To train until convergence in FP32 using 8GPU, run:

python examples/vnet_train_and_evaluate.py --gpus 8 --batch_size 2 --base_lr 0.0001 --epochs 320 --data_dir ./data/Task04_Hippocampus/ --model_dir /tmp --precision fp32

To train until convergence in FP16 using 1GPU, run:

python examples/vnet_train_and_evaluate.py --gpus 1 --batch_size 2 --base_lr 0.0001 --epochs 80 --data_dir ./data/Task04_Hippocampus/ --model_dir /tmp --precision fp16

To train until convergence in FP16 using 8GPU, run:

python examples/vnet_train_and_evaluate.py --gpus 8 --batch_size 2 --base_lr 0.0001 --epochs 320 --data_dir ./data/Task04_Hippocampus/ --model_dir /tmp --precision fp16
GPUs FP32 - Background DICE FP32 - Anterior DICE FP32 - Posterior DICE Mixed precision - Background DICE Mixed precision - Anterior DICE Mixed precision - Posterior DICE
1 0.9922 0.8436 0.8203 0.9946 0.8409 0.8222
8 0.9918 0.8351 0.8198 0.9966 0.8401 0.8132

To achieve these same results, follow the steps in the Quick Start Guide.

Training performance results

Training performance: NVIDIA DGX-1 (8x V100 16G)

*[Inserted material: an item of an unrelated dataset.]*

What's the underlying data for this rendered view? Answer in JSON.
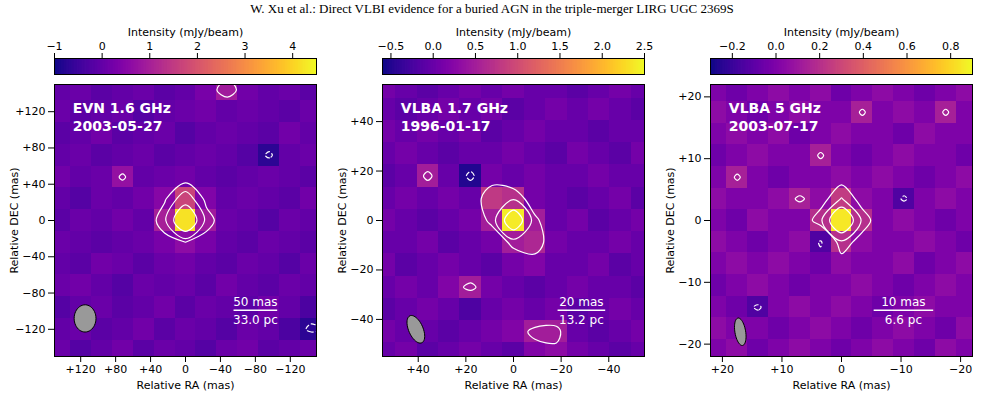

Our results were obtained by running the ./examples/vnet_benchmark.py scripts in the nvcr.io/nvidia/tensorflow:19.11-tf1-py3 NGC container on NVIDIA DGX-1 with 8x V100 16G GPUs.

For example:

python examples/vnet_benchmark.py --data_dir ./data/Task04_Hippocampus --model_dir /tmp --mode train --gpus {1,8} --batch_size {8, 16, 32} --precision {fp16, fp32}
GPUs Batch size / GPU Throughput - FP32 (img/s) Throughput - Mixed precision (img/s) Speedup factor
1 8 237 381 1.61
1 16 306 476 1.55
1 32 400 586 1.46
8 8 1390 2043 1.46
8 16 1907 2966 1.55
8 32 2598 3761 1.44

To achieve these same results, follow the Quick start guide outlined above.

Inference performance results

Inference performance: NVIDIA DGX-1 (1x V100 16G)

Our results were obtained by running the ./examples/vnet_benchmark.py scripts in the nvcr.io/nvidia/tensorflow:19.11-tf1-py3 NGC container on NVIDIA DGX-1 with 1x V100 16G GPUs.

For example:

python examples/vnet_benchmark.py --data_dir ./data/Task04_Hippocampus --model_dir /tmp --mode predict --gpus 1 --batch_size {8, 16, 32} --precision {fp16, fp32}
GPUs Batch size / GPU Throughput - FP32 (img/s) Throughput - Mixed precision (img/s) Speedup factor
1 8 846 1365 1.61
1 16 983 1646 1.67
1 32 1100 1780 1.61

To achieve these same results, follow the Quick start guide outlined above.

Release notes

Changelog

November 2019

  • Initial release

Known issues

There are no known issues in this release.